I leave it to psychiatry-trained interpreters of history and culture to speculate on the psychodynamics underlying this long-standing denial of appeasement’s goals and consequences.
Michael A. Weiss
Indiana University
Indianapolis, Indiana
To the Editor:
If we are to ever learn from Neville Chamberlain’s mistakes, as discussed by Meir Y. Soloveichik, when will that be? When will the true moral lessons of such signal events outweigh the ever-invasive claims of apologists who are either ignorant of or ideologically brainwashed by a willful denial of evil? In thinking about the Chamberlain affair, the Iran nuclear deal comes to mind. I thank Commentary for the critique, as sorrowful as its revelations may be.
Keith Sherman
Boston, Massachusetts
The University and Its Uses
To the Editor:
According to Joseph Epstein (“The Commencement Address That Can Never Be Delivered,” March), “great things to do with one’s life” are restricted to being an “artist,” “scientist,” or “statesman,” or becoming a “teacher of artists, scientists, statesmen.” As for pursuing a career in business, that seems to be all about making money and therefore beneath the dignity of those who aspire to greatness.
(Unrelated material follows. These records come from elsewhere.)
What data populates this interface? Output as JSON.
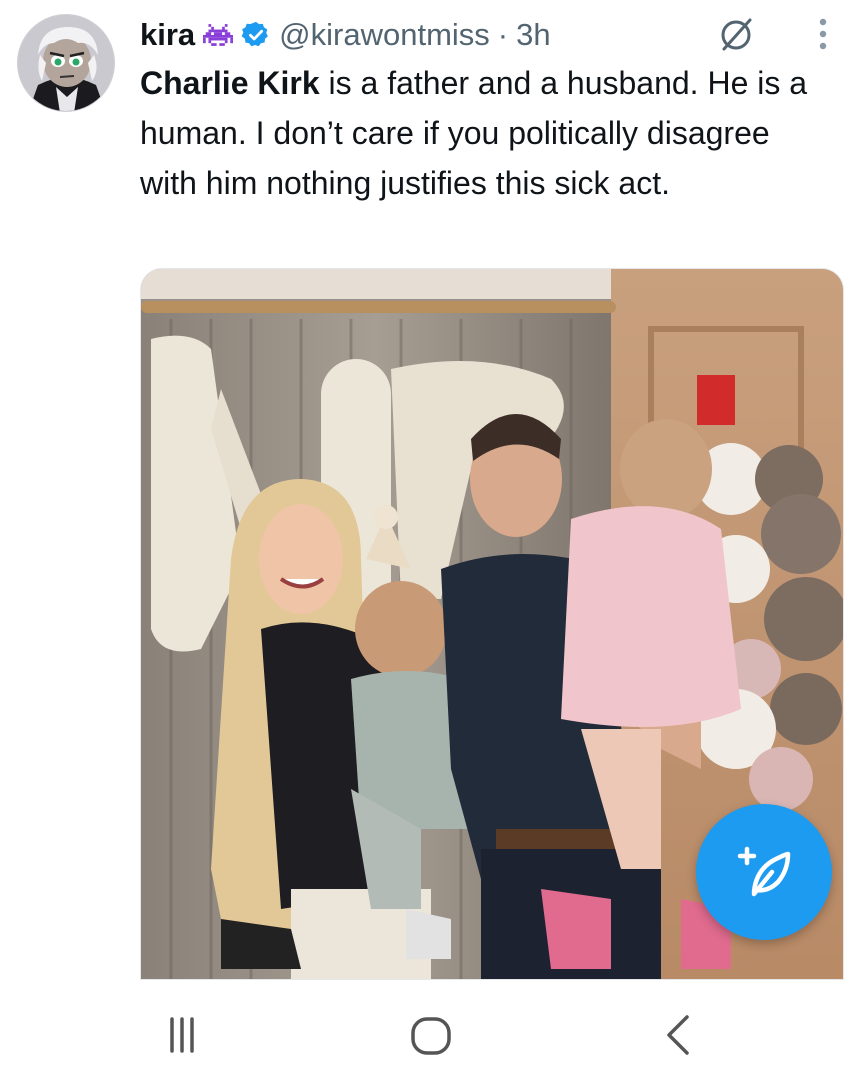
{
  "tweet": {
    "display_name": "kira",
    "name_emoji": "space-invader-emoji",
    "verified": true,
    "handle": "@kirawontmiss",
    "separator": "·",
    "time": "3h",
    "text_bold": "Charlie Kirk",
    "text_rest": " is a father and a husband. He is a human. I don’t care if you politically disagree with him nothing justifies this sick act."
  },
  "colors": {
    "accent": "#1d9bf0",
    "secondary_text": "#536471",
    "primary_text": "#0f1419",
    "emoji_purple": "#8b3fd9"
  },
  "icons": {
    "grok": "grok-icon",
    "more": "more-vertical-icon",
    "fab": "compose-post-icon",
    "nav_recents": "recent-apps-icon",
    "nav_home": "home-icon",
    "nav_back": "back-icon"
  }
}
As a huge fan of Joseph Epstein’s writing, I’m sorry to see he doesn’t acknowledge that plenty of businesspeople have done great things with their lives, including some who run the neighborhood establishments I patronize.
Gene Epstein
New York City
To the Editor:
Joseph Epstein’s essay on the college experience is a reminder that college is merely the most convenient place to learn how to learn. It is not an absolute determinant. It is altogether possible to become educated by reading books without ever attending class. But no commencement speaker dares say so out of fear of being declared persona non grata by college presidents.
Walt Gardner
Los Angeles, California
To the Editor:
Joseph Epstein’s article on universities was both depressing and liberating—more the latter than the former. I wouldn’t have stood chance at the University of Chicago, but after getting this glimpse into what it was all about and reading of Epstein’s “intellectual excitement” at encountering original works, I’ve resolved to try to be a little less clueless from now on. Thank you, a thousand times over.
Chuck Kaufmann
Lebanon, Missouri
Joseph Epstein writes:
I regret that Gene Epstein thinks me in any way contemptuous of business and businessmen. My only point was that the University of Chicago eschewed the notion that money-making ought to be the chief goal in life. In any case, a society made up entirely, or even preponderantly, of artists, scientists, and statesmen would not be one in which I should care to live.